Nascida na periferia de Campinas (SP), a montanhista passou pouco mais de um ano em uma força-tarefa para juntar os US$ 67 mil, cerca de R$ 370 mil, necessários para embarcar no desafio. Catou latinhas, papelão, vidro, ferro e plástico, em parceria com familiares e amigos, para vender ao ferro velho: foram quase 130 toneladas de materiais. Com venda de rifas, financiamento coletivo, bazar de móveis, brechó de roupas e venda de cotas de patrocínio para empresas, alcançou o primeiro objetivo: conseguiu os recursos necessários para realizar a expedição.

Aretha Duarte embarcou rumo ao Nepal em 1º de abril de 2021, chegou ao cume do Everest em 23 de maio e, em 3 de junho daquele ano, já estava de volta ao Brasil
A escalada, no sentido mais literal, veio acompanhada de grandes desafios. Antes de alcançar o topo do mundo, no dia 23 de maio, há quase quatro anos, ela enfrentou um edema pulmonar, queimadura de córnea e episódios de machismo. “Estar ali era dizer, com o corpo inteiro: nós podemos tudo”, lembra a montanhista, que permaneceu por cerca de 15 minutos no cume do Everest. “Passou um filme de todas as vezes em que me disseram ‘não’, de todas as meninas negras que nunca se viram naquele lugar. Chorei não só pela conquista, mas por tudo o que ela representa.”
Entre o gelo e a lava: a vida por um fio
Aretha Duarte não foi a única brasileira a fazer história no topo da montanha mais alta do mundo.
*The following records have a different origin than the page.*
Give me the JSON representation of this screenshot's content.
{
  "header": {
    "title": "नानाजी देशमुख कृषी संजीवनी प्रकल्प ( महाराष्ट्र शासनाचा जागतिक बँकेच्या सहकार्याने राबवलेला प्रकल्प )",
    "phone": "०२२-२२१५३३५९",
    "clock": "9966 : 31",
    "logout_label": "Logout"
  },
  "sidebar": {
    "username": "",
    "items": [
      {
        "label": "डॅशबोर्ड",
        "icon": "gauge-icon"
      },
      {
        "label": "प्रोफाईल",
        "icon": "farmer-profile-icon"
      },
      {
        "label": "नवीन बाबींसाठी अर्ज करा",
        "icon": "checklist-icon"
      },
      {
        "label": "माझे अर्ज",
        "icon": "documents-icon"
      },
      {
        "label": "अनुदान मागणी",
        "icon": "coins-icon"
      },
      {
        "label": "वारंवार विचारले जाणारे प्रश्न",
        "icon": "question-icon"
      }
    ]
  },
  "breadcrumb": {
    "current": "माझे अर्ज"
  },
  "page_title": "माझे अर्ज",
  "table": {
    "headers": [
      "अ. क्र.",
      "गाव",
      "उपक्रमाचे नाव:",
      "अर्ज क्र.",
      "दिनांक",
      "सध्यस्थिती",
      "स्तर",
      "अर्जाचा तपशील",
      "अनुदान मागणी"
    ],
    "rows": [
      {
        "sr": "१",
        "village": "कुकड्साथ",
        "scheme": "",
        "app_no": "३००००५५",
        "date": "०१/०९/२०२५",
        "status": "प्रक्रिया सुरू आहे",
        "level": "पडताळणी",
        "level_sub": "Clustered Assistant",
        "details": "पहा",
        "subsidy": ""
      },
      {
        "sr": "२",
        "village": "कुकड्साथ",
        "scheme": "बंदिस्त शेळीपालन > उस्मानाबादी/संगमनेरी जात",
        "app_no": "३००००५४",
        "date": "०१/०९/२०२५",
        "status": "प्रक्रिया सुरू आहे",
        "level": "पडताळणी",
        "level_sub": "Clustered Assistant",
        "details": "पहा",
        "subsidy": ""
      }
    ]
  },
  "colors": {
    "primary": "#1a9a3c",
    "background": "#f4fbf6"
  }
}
Quatro anos antes, a paulistana Karina Oliani tornou-se a primeira mulher latino-americana a escalar o Everest pelos dois lados: a face sul e a face norte, considerada a mais técnica e desafiadora. “Sinto as mesmas coisas que todo mundo: dá medo e frio na barriga. A diferença é que, na hora que conquisto, sempre quero mais.”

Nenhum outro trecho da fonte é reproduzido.